The choice to put the description of the crime towards the end of the story I think was kind of interesting in that it could have resulted in a lurid tone, or the sense that the crime was the climax of the book. You avoided both those pitfalls. The original article was structured like that too, so was the book always structured that way? I was wondering if you could talk maybe about the original decision, and whether it automatically translated to the book?

The way the crime is described in the original story that you're mentioning and now in the book, is through Jennifer's voice. She told this story before I ever told it. Really she is still the one telling it. I think that there's something that feels right to me about that structure. I wanted to preserve that in this book-length narrative. In terms of where to place her description of what happened that night, my instinct would be that it would seem lurid to have that happen at the beginning.

To me, that was not what I was doing. This book is — I’m not focused on telling you more details of the crime than I've already shared. I'm not focused on telling more details than a reader needs to know to have a sense of the horror of the crime. What I'm focused on is trying to show what was lost and show people, as best I can, with all my limitations, who it was, who the people are that collided in that moment and what the precipitating factors may have been and what the enduring consequences have been. Hopefully there are things to learn in that — just from Jennifer's grace and ability to get to a place of forgiveness afterward. I think personally there's been a lot to learn in that for me.

While you working on the book, you were the interim news editor at The Stranger. Right? You were working as the news editor, even though that wasn’t your title.

Right. I was an associate editor doing the news editor's job and some other jobs.

Yesterday was your last day doing the news editor job. Starting next month you're going back to feature writing in a part-time position. You haven't published very much under your byline while you were working on this book. Are you excited to get back to writing?
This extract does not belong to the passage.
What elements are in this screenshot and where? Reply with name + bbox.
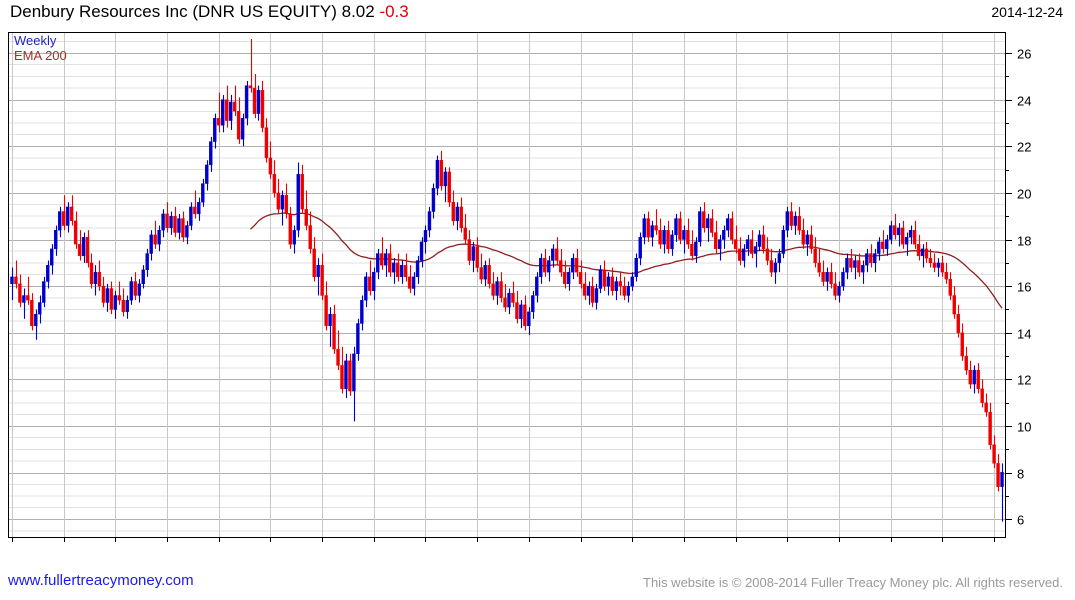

You've talked about the short-term writing and the long-term writing— are you a little nervous about getting back into short-term writing?

Not at the moment. I'm excited to do some shorter projects, very honestly. I'll also be continuing to do Blabbermouth, the week-in-review podcast that I've been doing for The Stranger, which is also fun. It's not writing, but talking.

I'm excited about writing again, period. It's a weird thing to say, “writing again,” because I have been working on this big piece of writing — but writing other things again. If it's shorter, that's okay with me.

I do think I will want to do longer work in the future. Maybe the near future. I'm drawn to it, but I miss the quick fix of the short story that gets out there and you get something from it. I was going to say, "We are such junkies for that," but I don't know. I realized in stepping away from it how addicting, in a way, that immediacy of the feedback in blogging or in weekly writing is. I really went through a kind of withdrawal when I wasn't doing that. So yeah, I'm ready for it.

Are you under pressure from your publisher to produce another book? You can blink three times if you're not allowed to talk about it.

I hope that people would be interested in me doing another book, but the bigger thing is whether I am.

I don't know what it will be yet, but I would like to. Yeah. I would like to work on another book.